Quarterback can see end of line and it's not pretty.

ALLEN PARK - Jeff Garcia signed with the Detroit Lions this offseason because he thought it was the perfect opportunity.

After languishing in two seasons with the Cleveland Browns, Garcia saw an opportunity to reunite with his former boss and advocate, Steve Mariucci. He saw a young quarterback struggling to grasp an offense that he mastered. He saw three young receivers just waiting for someone to get the football to them.

What a great place to resurrect a career.

Instead, it all came crashing down on Garcia in three consecutive losses after being named the starting quarterback for the Detroit Lions by interim head coach Dick Jauron. The coup-de-gras was his performance in a dismal 41-17 loss to the Cinncinati Bengals. Garcia was 13-of-21 for 138 yards, 1 touchdown and three interceptions. The fans cheered loudly when the ineffective 35-year old veteran was benched in favor of prodigal son Joey Harrington, who responded with a 6-of-7 77 yard performance including a touchdown to another prodigal son, Charles Rogers.

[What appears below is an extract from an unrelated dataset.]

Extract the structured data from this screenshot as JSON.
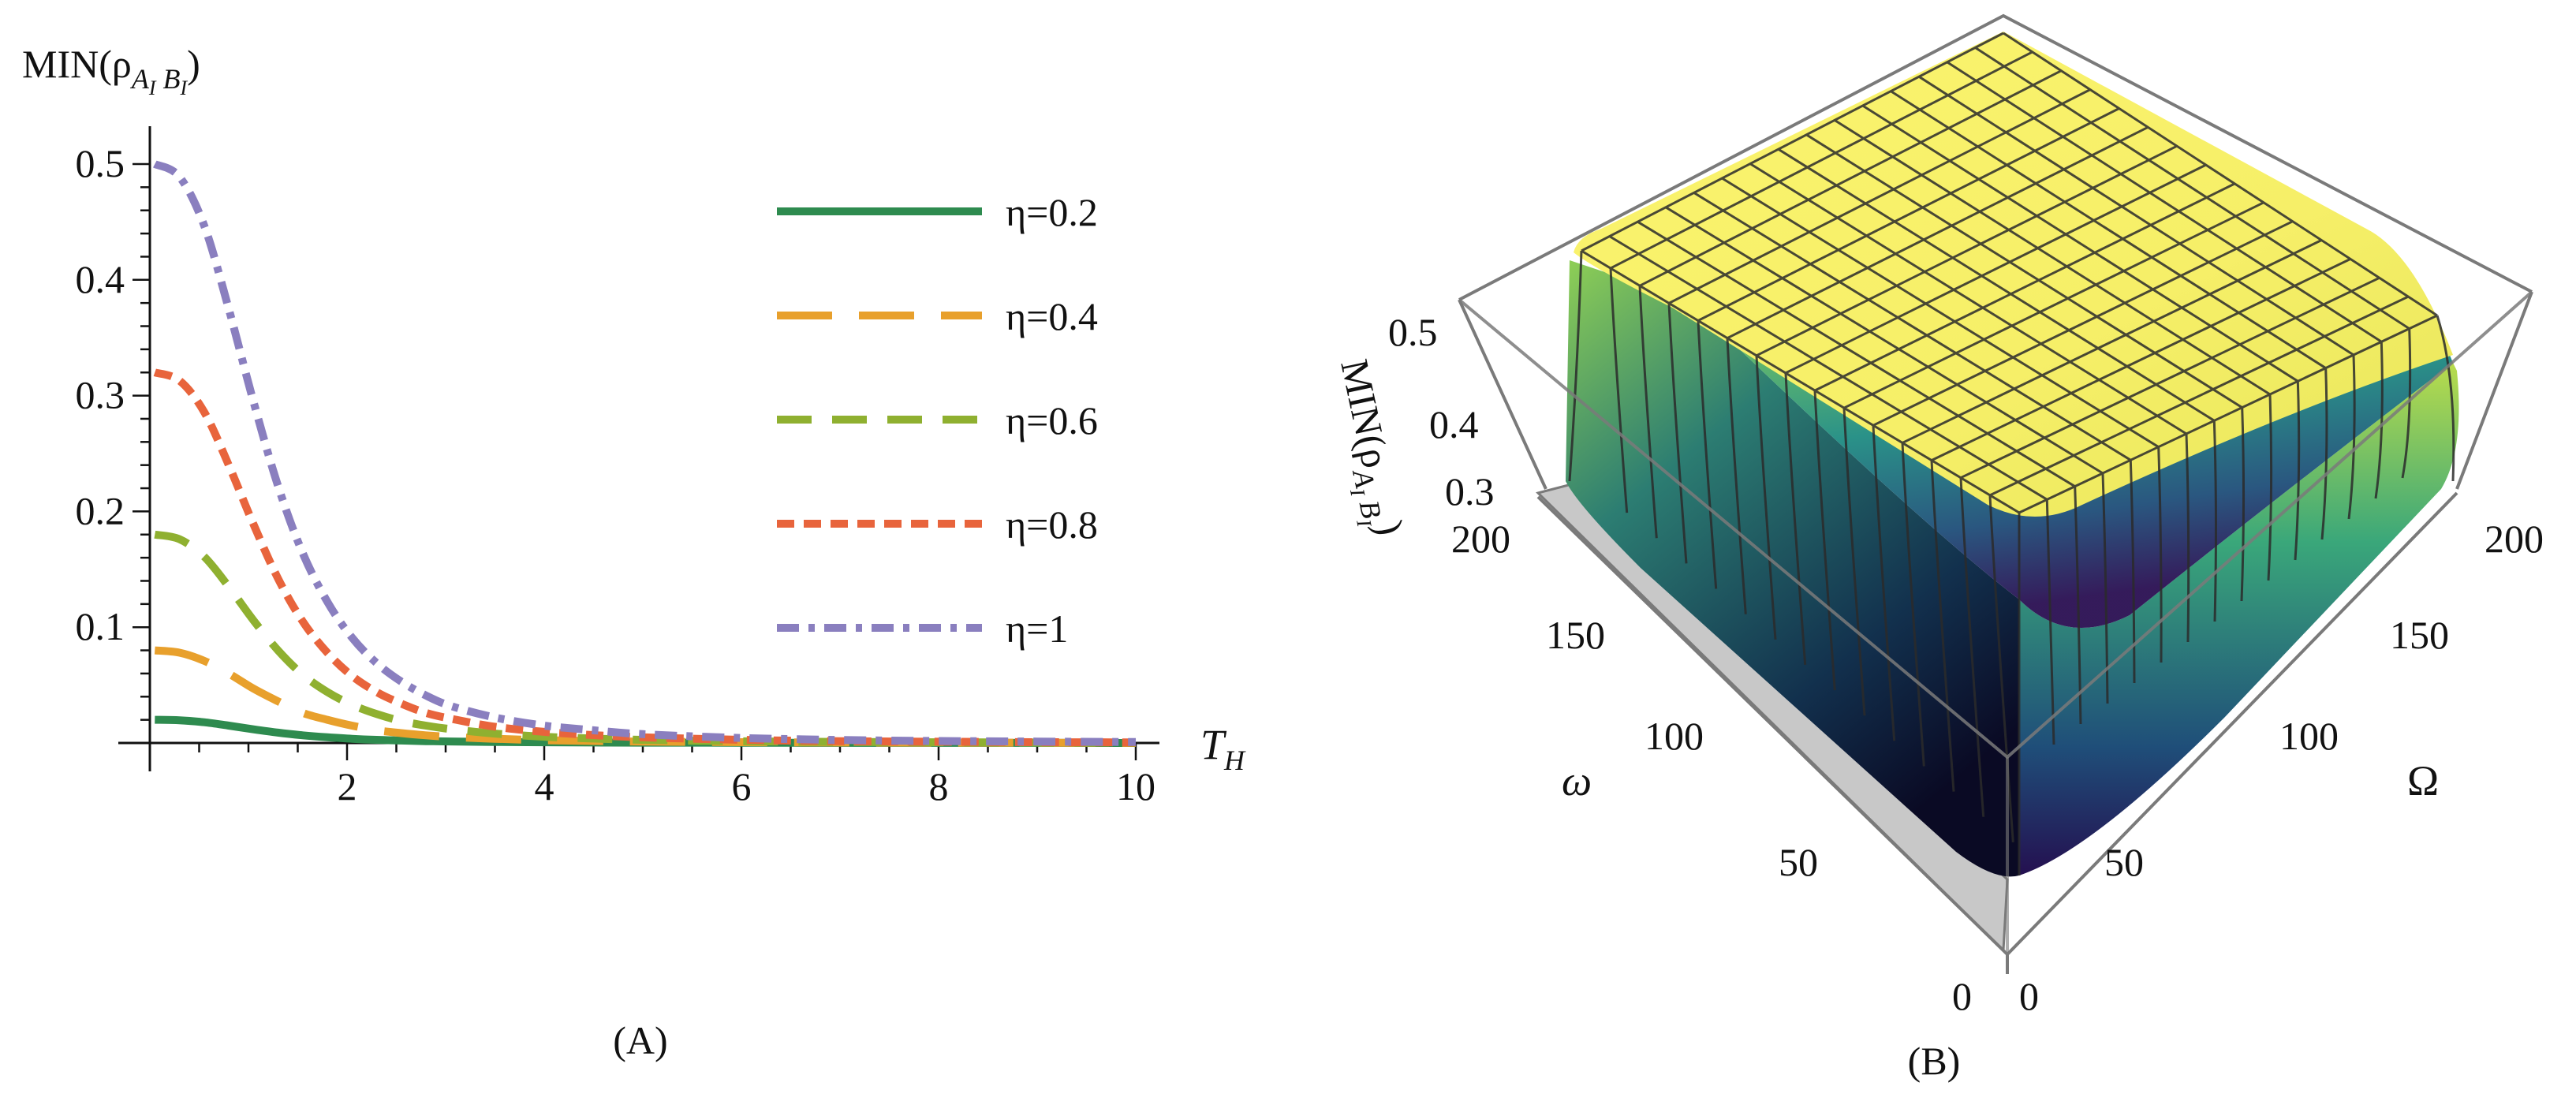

Harrington's passer rating, 152.1. Garcia's 57.3.

True, they played under different circumstances, but the numbers didn't lie.

In a similar performance the week before against a weakened Green Bay team, Garcia completed just 13-of-24 for 112 yards and 1 touchdown, a 80.6 passer rating. Against Minnesota, it was even worse. The outspoken veteran was just 17-of-35 for 126 yards and 1 TD, sporting a horrendous 45.7 rating.

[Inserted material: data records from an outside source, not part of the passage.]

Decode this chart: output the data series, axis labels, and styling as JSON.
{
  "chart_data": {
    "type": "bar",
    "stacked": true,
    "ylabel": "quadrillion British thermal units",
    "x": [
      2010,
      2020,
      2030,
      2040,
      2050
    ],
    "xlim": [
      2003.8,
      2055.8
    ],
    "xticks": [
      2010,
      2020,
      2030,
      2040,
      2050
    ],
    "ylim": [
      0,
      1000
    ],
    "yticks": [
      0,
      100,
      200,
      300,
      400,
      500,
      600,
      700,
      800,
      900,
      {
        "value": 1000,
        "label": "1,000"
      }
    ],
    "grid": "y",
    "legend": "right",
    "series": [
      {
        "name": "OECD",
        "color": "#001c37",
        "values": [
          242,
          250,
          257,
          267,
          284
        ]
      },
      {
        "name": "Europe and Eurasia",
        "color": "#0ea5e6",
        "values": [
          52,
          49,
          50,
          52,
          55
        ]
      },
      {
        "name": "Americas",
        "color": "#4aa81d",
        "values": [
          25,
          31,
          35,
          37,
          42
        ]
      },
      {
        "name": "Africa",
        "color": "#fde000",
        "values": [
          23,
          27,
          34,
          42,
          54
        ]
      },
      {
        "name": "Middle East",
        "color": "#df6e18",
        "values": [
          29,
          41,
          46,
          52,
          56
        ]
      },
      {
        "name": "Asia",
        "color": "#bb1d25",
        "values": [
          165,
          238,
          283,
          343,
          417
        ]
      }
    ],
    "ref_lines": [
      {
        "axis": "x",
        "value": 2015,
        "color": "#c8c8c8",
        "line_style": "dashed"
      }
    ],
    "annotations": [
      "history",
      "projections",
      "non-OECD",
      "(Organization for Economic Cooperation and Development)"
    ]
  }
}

After what is likely to be his career swan song against Cincinnati, Garcia dressed very methodically and, with reporters patiently waiting, he finished dressing and walked right through the media hordes and right out of the dressing room.

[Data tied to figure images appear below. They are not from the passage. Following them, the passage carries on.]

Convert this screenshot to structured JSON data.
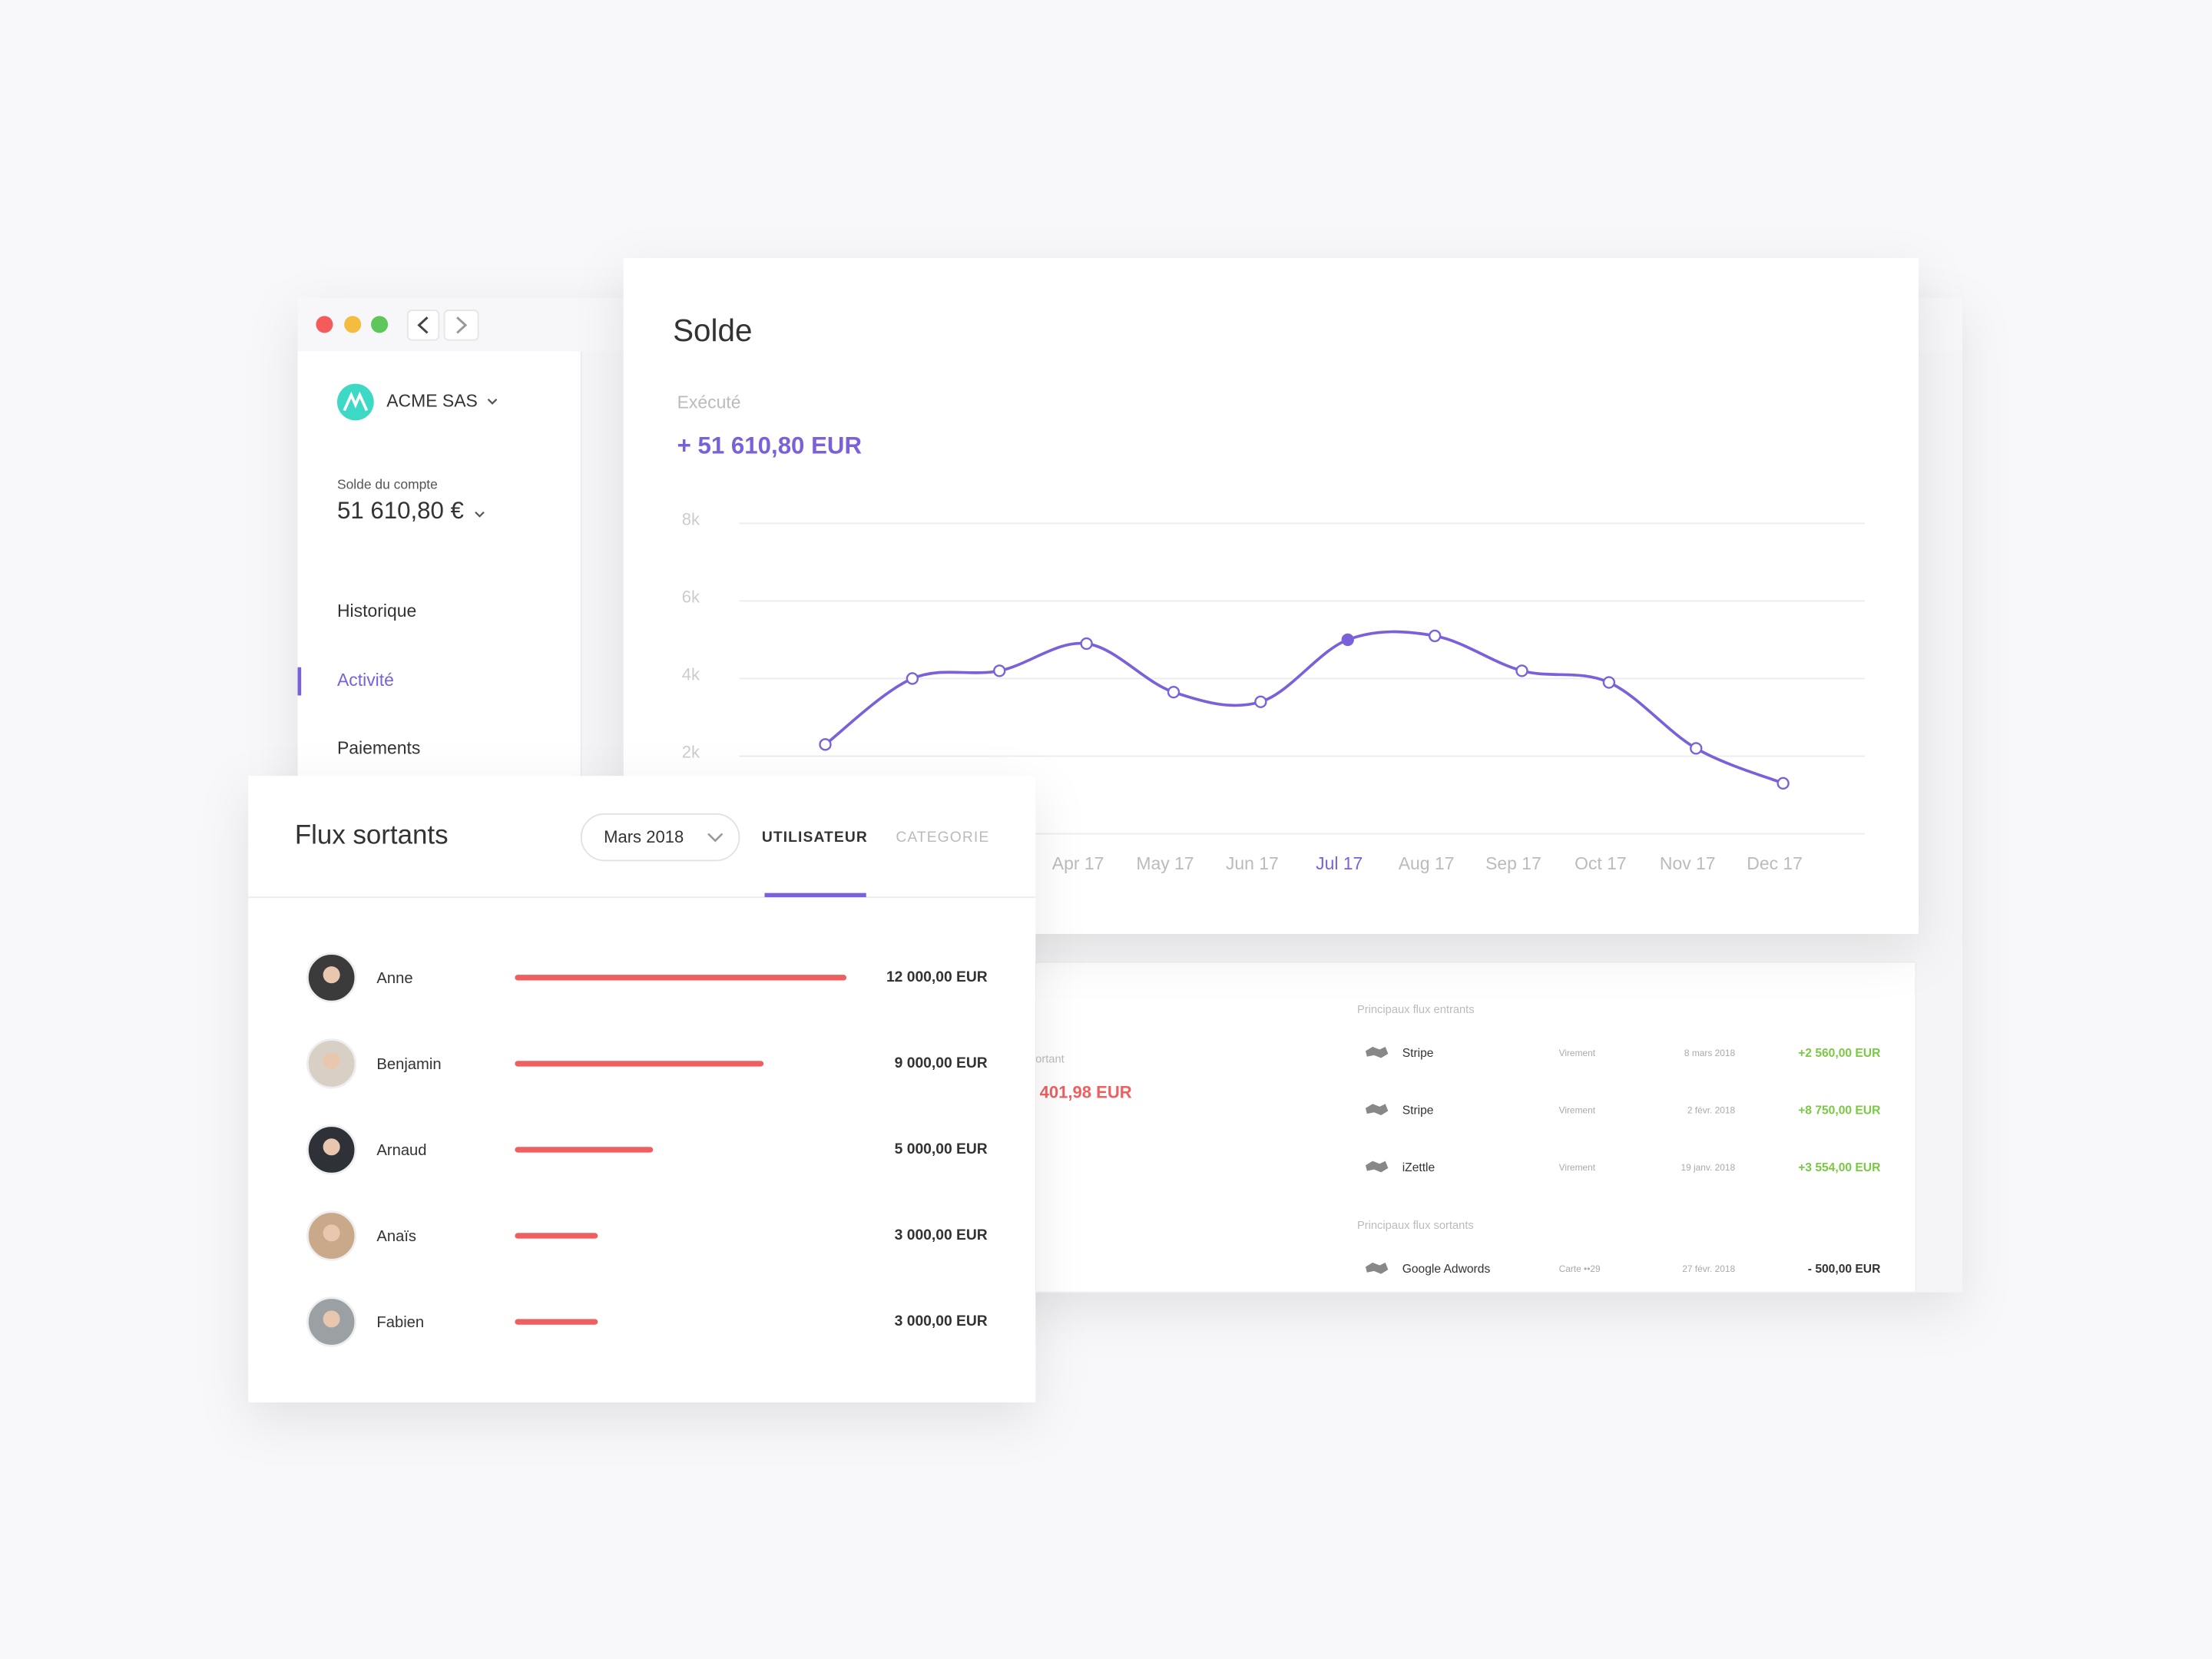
{
  "sidebar": {
    "company": "ACME SAS",
    "balance_label": "Solde du compte",
    "balance": "51 610,80 €",
    "nav": [
      "Historique",
      "Activité",
      "Paiements"
    ],
    "active": 1
  },
  "solde": {
    "title": "Solde",
    "status": "Exécuté",
    "amount": "+ 51 610,80 EUR",
    "chart": {
      "type": "line",
      "categories": [
        null,
        null,
        null,
        "Apr 17",
        "May 17",
        "Jun 17",
        "Jul 17",
        "Aug 17",
        "Sep 17",
        "Oct 17",
        "Nov 17",
        "Dec 17"
      ],
      "values": [
        2300,
        4000,
        4200,
        4900,
        3650,
        3400,
        5000,
        5100,
        4200,
        3900,
        2200,
        1300
      ],
      "color": "#7b61d9",
      "highlight": 6,
      "ylim": [
        0,
        8000
      ],
      "yticks": [
        {
          "value": 2000,
          "label": "2k"
        },
        {
          "value": 4000,
          "label": "4k"
        },
        {
          "value": 6000,
          "label": "6k"
        },
        {
          "value": 8000,
          "label": "8k"
        }
      ],
      "grid": true
    }
  },
  "flux": {
    "title": "Flux sortants",
    "period": "Mars 2018",
    "tabs": [
      "UTILISATEUR",
      "CATEGORIE"
    ],
    "active_tab": 0,
    "color": "#ef5f5f",
    "rows": [
      {
        "name": "Anne",
        "value": 12000,
        "label": "12 000,00 EUR"
      },
      {
        "name": "Benjamin",
        "value": 9000,
        "label": "9 000,00 EUR"
      },
      {
        "name": "Arnaud",
        "value": 5000,
        "label": "5 000,00 EUR"
      },
      {
        "name": "Anaïs",
        "value": 3000,
        "label": "3 000,00 EUR"
      },
      {
        "name": "Fabien",
        "value": 3000,
        "label": "3 000,00 EUR"
      }
    ]
  },
  "summary": {
    "partial_label": "ortant",
    "partial_amount": "401,98 EUR",
    "inflows": {
      "title": "Principaux flux entrants",
      "rows": [
        [
          "Stripe",
          "Virement",
          "8 mars 2018",
          "+2 560,00 EUR"
        ],
        [
          "Stripe",
          "Virement",
          "2 févr. 2018",
          "+8 750,00 EUR"
        ],
        [
          "iZettle",
          "Virement",
          "19 janv. 2018",
          "+3 554,00 EUR"
        ]
      ]
    },
    "outflows": {
      "title": "Principaux flux sortants",
      "rows": [
        [
          "Google Adwords",
          "Carte ••29",
          "27 févr. 2018",
          "- 500,00 EUR"
        ]
      ]
    }
  }
}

It was ironic that a player who had been so outspoken, who had ripped the Lions locker room on almost every occasion, who had taken a regular appearance on a local radio show, would go out in this manner, but on second thought, it was probably the right thing to do.

Garcia has taken nearly every highly drafted player on the Lions roster to task for not working hard enough, not putting for the kind of effort that was needed to excel. Now, it was a case of the pot calling the kettle black. The player who had run the West Coast offense better than nearly anyone else, couldn't do it anymore.

Jeff Garcia must have realized what everyone else watching that day realized, that he was done.

Garcia, now demoted to the emergency third string quarterback will look on as Joey Harrington and Dan Orlovsky take the reigns now. He'll see them make mistakes, he'll offer suggestions, but he won't talk anymore about what he would do if he was in there.

He knows what you and I know. He knows what all former great athletes at some point have to accept. He doesn't have it anymore, it's time to turn the page.